How? Please share your experience because when you say “any mini computers”, this implies no mini computers work well with Qubes OS.
How many kinds of computers have you tried installing on?
One.
mini computer put me back in the 80:s 
Although SBCs on the market today are NOT “old” (contra @_pitch) and could be the latest tech, they are resource minimalistic. They are meant for IOT, embedded, robotics, lite computing. That is why they are inexpensive. They can be assembled into clusters, however. Some CPUs are just multiples of Intel Atom cpus. A CPU can be composed of smaller CPUs (cores) with multiple threads (~virtual cores/cpus). I wonder if a cluster of SBCs could be integrated to approach the computing power required for Qubes. There are only a handful (some mentioned in my earlier post) of SBCs with a single socket physical CPU that has enough power. Intel Celeron probably almost could do it as well as AMD Ryzen. Any CPU smaller than that and Qubes isn’t going to work. Xen needs VT. Making VT out of a cluster of CPUs requires very advanced compsci knowhow.

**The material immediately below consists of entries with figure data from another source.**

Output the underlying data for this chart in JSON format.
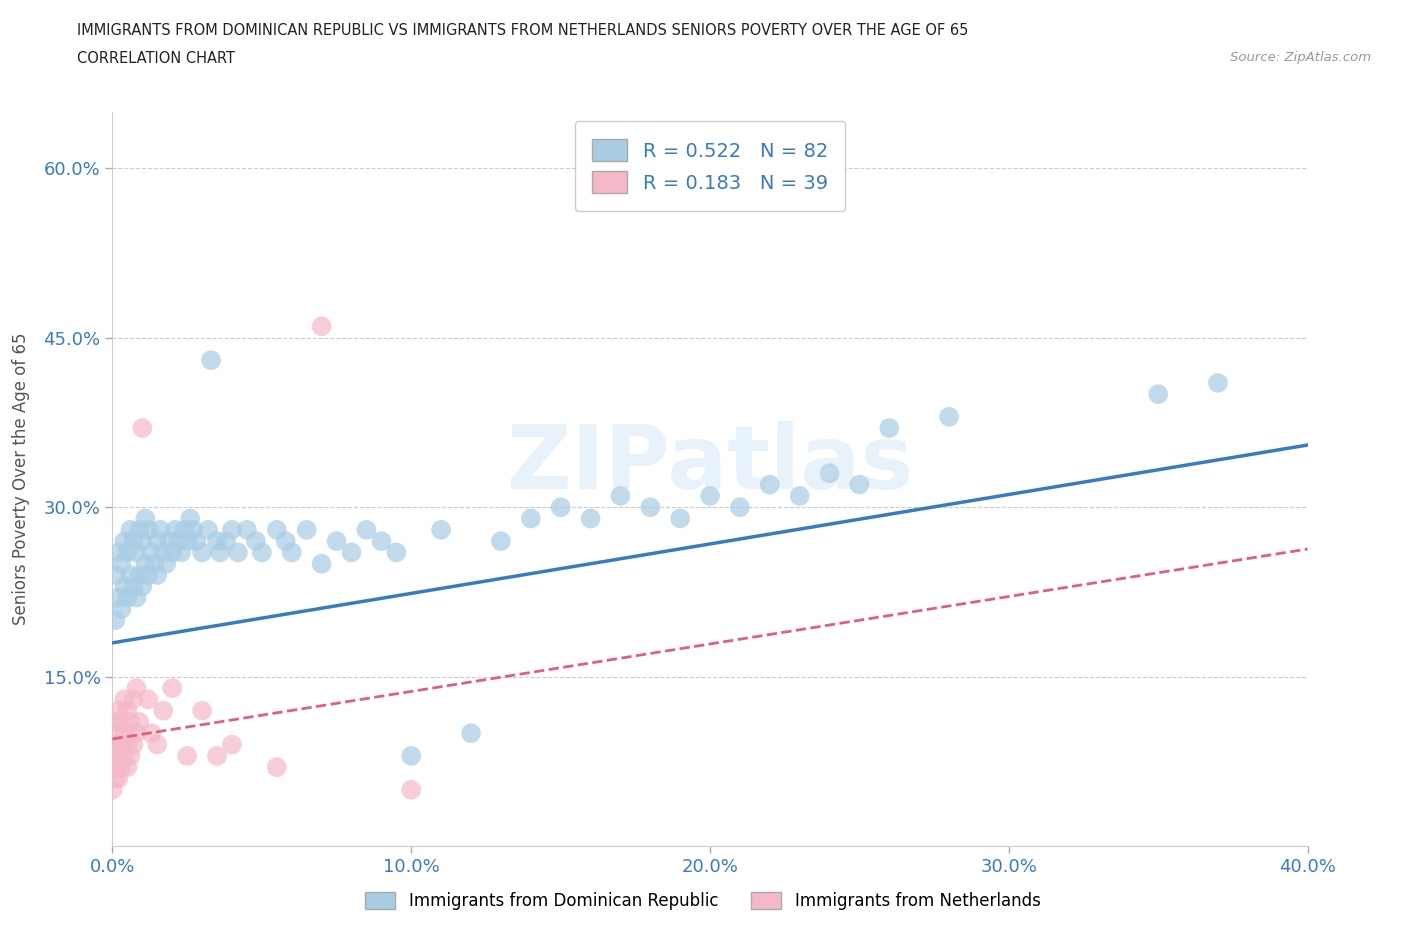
{
  "title_line1": "IMMIGRANTS FROM DOMINICAN REPUBLIC VS IMMIGRANTS FROM NETHERLANDS SENIORS POVERTY OVER THE AGE OF 65",
  "title_line2": "CORRELATION CHART",
  "source_text": "Source: ZipAtlas.com",
  "ylabel": "Seniors Poverty Over the Age of 65",
  "xlim": [
    0.0,
    0.4
  ],
  "ylim": [
    0.0,
    0.65
  ],
  "xtick_vals": [
    0.0,
    0.1,
    0.2,
    0.3,
    0.4
  ],
  "xtick_labels": [
    "0.0%",
    "10.0%",
    "20.0%",
    "30.0%",
    "40.0%"
  ],
  "ytick_vals": [
    0.15,
    0.3,
    0.45,
    0.6
  ],
  "ytick_labels": [
    "15.0%",
    "30.0%",
    "45.0%",
    "60.0%"
  ],
  "blue_color": "#a8cce4",
  "pink_color": "#f4b8c8",
  "blue_line_color": "#3a7bbf",
  "pink_line_color": "#e0607a",
  "legend_blue_R": "0.522",
  "legend_blue_N": "82",
  "legend_pink_R": "0.183",
  "legend_pink_N": "39",
  "watermark": "ZIPatlas",
  "blue_x": [
    0.001,
    0.001,
    0.002,
    0.002,
    0.003,
    0.003,
    0.004,
    0.004,
    0.005,
    0.005,
    0.006,
    0.006,
    0.007,
    0.007,
    0.008,
    0.008,
    0.009,
    0.009,
    0.01,
    0.01,
    0.011,
    0.011,
    0.012,
    0.012,
    0.013,
    0.014,
    0.015,
    0.015,
    0.016,
    0.017,
    0.018,
    0.019,
    0.02,
    0.021,
    0.022,
    0.023,
    0.024,
    0.025,
    0.026,
    0.027,
    0.028,
    0.03,
    0.032,
    0.033,
    0.035,
    0.036,
    0.038,
    0.04,
    0.042,
    0.045,
    0.048,
    0.05,
    0.055,
    0.058,
    0.06,
    0.065,
    0.07,
    0.075,
    0.08,
    0.085,
    0.09,
    0.095,
    0.1,
    0.11,
    0.12,
    0.13,
    0.14,
    0.15,
    0.16,
    0.17,
    0.18,
    0.19,
    0.2,
    0.21,
    0.22,
    0.23,
    0.24,
    0.25,
    0.26,
    0.28,
    0.35,
    0.37
  ],
  "blue_y": [
    0.2,
    0.24,
    0.22,
    0.26,
    0.21,
    0.25,
    0.23,
    0.27,
    0.22,
    0.26,
    0.24,
    0.28,
    0.23,
    0.27,
    0.22,
    0.26,
    0.24,
    0.28,
    0.23,
    0.27,
    0.25,
    0.29,
    0.24,
    0.28,
    0.26,
    0.25,
    0.27,
    0.24,
    0.28,
    0.26,
    0.25,
    0.27,
    0.26,
    0.28,
    0.27,
    0.26,
    0.28,
    0.27,
    0.29,
    0.28,
    0.27,
    0.26,
    0.28,
    0.43,
    0.27,
    0.26,
    0.27,
    0.28,
    0.26,
    0.28,
    0.27,
    0.26,
    0.28,
    0.27,
    0.26,
    0.28,
    0.25,
    0.27,
    0.26,
    0.28,
    0.27,
    0.26,
    0.08,
    0.28,
    0.1,
    0.27,
    0.29,
    0.3,
    0.29,
    0.31,
    0.3,
    0.29,
    0.31,
    0.3,
    0.32,
    0.31,
    0.33,
    0.32,
    0.37,
    0.38,
    0.4,
    0.41
  ],
  "pink_x": [
    0.0,
    0.0,
    0.001,
    0.001,
    0.001,
    0.001,
    0.002,
    0.002,
    0.002,
    0.002,
    0.003,
    0.003,
    0.003,
    0.004,
    0.004,
    0.004,
    0.005,
    0.005,
    0.005,
    0.006,
    0.006,
    0.007,
    0.007,
    0.008,
    0.008,
    0.009,
    0.01,
    0.012,
    0.013,
    0.015,
    0.017,
    0.02,
    0.025,
    0.03,
    0.035,
    0.04,
    0.055,
    0.07,
    0.1
  ],
  "pink_y": [
    0.05,
    0.08,
    0.06,
    0.09,
    0.07,
    0.11,
    0.06,
    0.08,
    0.1,
    0.12,
    0.07,
    0.09,
    0.11,
    0.08,
    0.1,
    0.13,
    0.07,
    0.09,
    0.12,
    0.08,
    0.11,
    0.09,
    0.13,
    0.1,
    0.14,
    0.11,
    0.37,
    0.13,
    0.1,
    0.09,
    0.12,
    0.14,
    0.08,
    0.12,
    0.08,
    0.09,
    0.07,
    0.46,
    0.05
  ]
}
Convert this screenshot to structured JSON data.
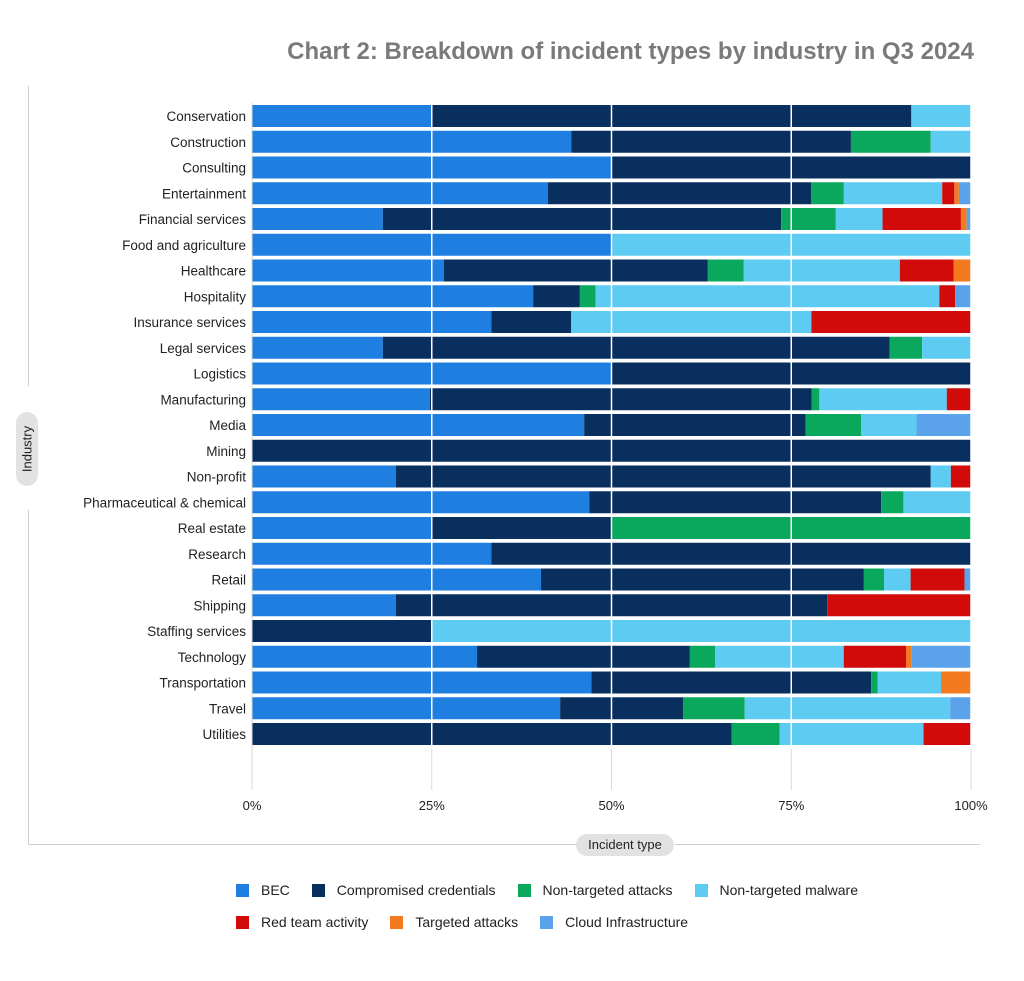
{
  "title": "Chart 2: Breakdown of incident types by industry in Q3 2024",
  "xlabel": "Incident type",
  "ylabel": "Industry",
  "chart_data": {
    "type": "bar",
    "orientation": "horizontal",
    "stacked": "percent",
    "title": "Chart 2: Breakdown of incident types by industry in Q3 2024",
    "xlabel": "Incident type",
    "ylabel": "Industry",
    "xlim": [
      0,
      100
    ],
    "x_ticks": [
      "0%",
      "25%",
      "50%",
      "75%",
      "100%"
    ],
    "grid": "vertical",
    "legend_position": "bottom",
    "categories": [
      "Conservation",
      "Construction",
      "Consulting",
      "Entertainment",
      "Financial services",
      "Food and agriculture",
      "Healthcare",
      "Hospitality",
      "Insurance services",
      "Legal services",
      "Logistics",
      "Manufacturing",
      "Media",
      "Mining",
      "Non-profit",
      "Pharmaceutical & chemical",
      "Real estate",
      "Research",
      "Retail",
      "Shipping",
      "Staffing services",
      "Technology",
      "Transportation",
      "Travel",
      "Utilities"
    ],
    "series": [
      {
        "name": "BEC",
        "color": "#1e7fe0",
        "values": [
          25,
          44.4,
          50,
          39.1,
          18.2,
          50,
          26.7,
          39.1,
          33.3,
          18.2,
          50,
          25,
          46.2,
          0,
          20,
          46.9,
          25,
          33.3,
          40.2,
          20,
          0,
          31.3,
          40.8,
          42.9,
          0
        ]
      },
      {
        "name": "Compromised credentials",
        "color": "#082f5e",
        "values": [
          66.7,
          38.9,
          50,
          34.8,
          55.4,
          0,
          36.7,
          6.5,
          11.1,
          70.5,
          50,
          53.6,
          30.8,
          100,
          74.4,
          40.6,
          25,
          66.7,
          44.9,
          60,
          25,
          29.6,
          33.6,
          17.1,
          66.7
        ]
      },
      {
        "name": "Non-targeted attacks",
        "color": "#0aa85c",
        "values": [
          0,
          11.1,
          0,
          4.3,
          7.6,
          0,
          5,
          2.2,
          0,
          4.5,
          0,
          1.1,
          7.7,
          0,
          0,
          3.1,
          50,
          0,
          2.8,
          0,
          0,
          3.5,
          0.8,
          8.6,
          6.7
        ]
      },
      {
        "name": "Non-targeted malware",
        "color": "#5ecbf2",
        "values": [
          8.3,
          5.6,
          0,
          13,
          6.5,
          50,
          21.7,
          47.8,
          33.4,
          6.8,
          0,
          17.9,
          7.7,
          0,
          2.8,
          9.4,
          0,
          0,
          3.7,
          0,
          75,
          17.9,
          7.6,
          28.6,
          20
        ]
      },
      {
        "name": "Red team activity",
        "color": "#d10a0a",
        "values": [
          0,
          0,
          0,
          1.6,
          10.9,
          0,
          7.5,
          2.2,
          22.2,
          0,
          0,
          3.4,
          0,
          0,
          2.8,
          0,
          0,
          0,
          7.5,
          20,
          0,
          8.7,
          0,
          0,
          6.6
        ]
      },
      {
        "name": "Targeted attacks",
        "color": "#f47a1f",
        "values": [
          0,
          0,
          0,
          0.6,
          0.8,
          0,
          2.4,
          0,
          0,
          0,
          0,
          0,
          0,
          0,
          0,
          0,
          0,
          0,
          0,
          0,
          0,
          0.7,
          3.6,
          0,
          0
        ]
      },
      {
        "name": "Cloud Infrastructure",
        "color": "#5aa2ea",
        "values": [
          0,
          0,
          0,
          1.6,
          0.6,
          0,
          0,
          2.2,
          0,
          0,
          0,
          0,
          7.6,
          0,
          0,
          0,
          0,
          0,
          0.9,
          0,
          0,
          8.3,
          0,
          2.9,
          0
        ]
      }
    ]
  }
}
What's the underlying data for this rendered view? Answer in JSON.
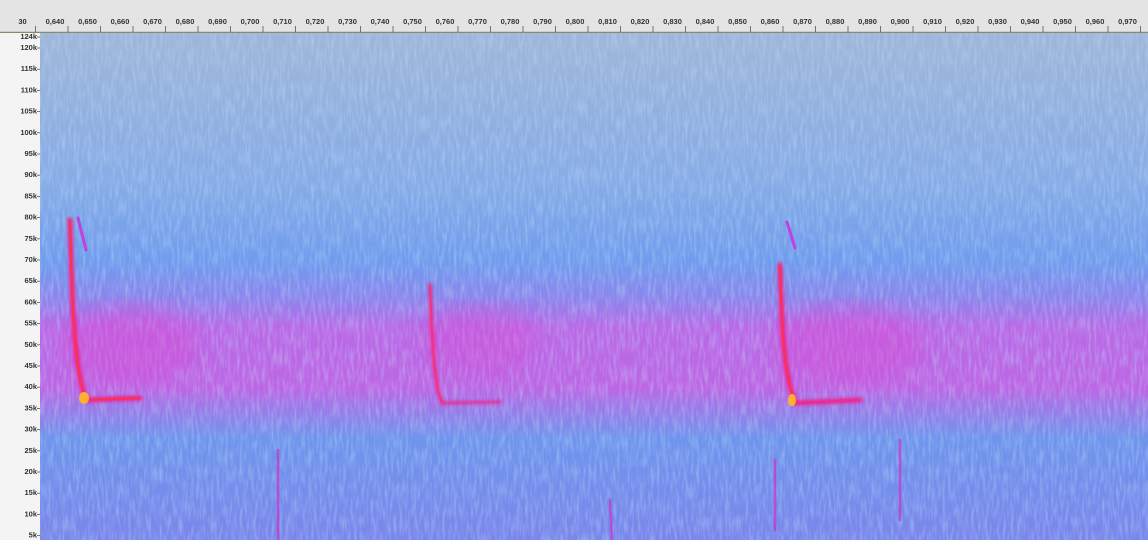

One of the security advantages of small like an Atom is that it doesn’t have ME (@Emily) in it. No need for ME cleaner or Coreboot configurator. It would be a cool project to see if someone could cluster Atoms together, make a generic “homebrew” VT (like Coreboot: “homebrew” as in not corporate proprietary but still from Federal labs), and then see if Xen could run on top of it.
My recommendation is to try an AMD Ryzen (Udoo), which wont have ME in it but is the same class of processor as the i7 Intels that work well with Qubes.*Xen is apparently incompatible with Ryzen.
Some of the other respondents are providing links to mini desktops, basically a laptop without the peripherals attached. Those are nice and portable but why not just get one of the certified laptops?
These generalizations don’t answer the actual question.
Anyway, I did my best to answer the thread title, so I can’t contribute further.
@qubist I am very specific, absolutely precise at times. You cant be talking to me. Someone had a slave “for the (contrived, rigged) moment” so now everything has to be of no significance that is all. Ask @Emily if the question is answered. SBC is how I interpret “mini computer.” If not, dont bother and get a certified $1000+ laptop or a thinkpad like the x230 + external programmer and HEADS since she doesn’t want ME.
How about this for specific?
IBM x230 (Qubes Certified) has an i5 and this SBC has an i7. Should work.
Gizmo board bobcat AMD x86 might work if Qubes wasn’t biased towards Intel. Maybe someone can tell me why. Intel definitely seems to favor enterprise rather than libre/FOSS.
Topton s600! 12th gen i9, plenty of cores, cheap and runs perfect!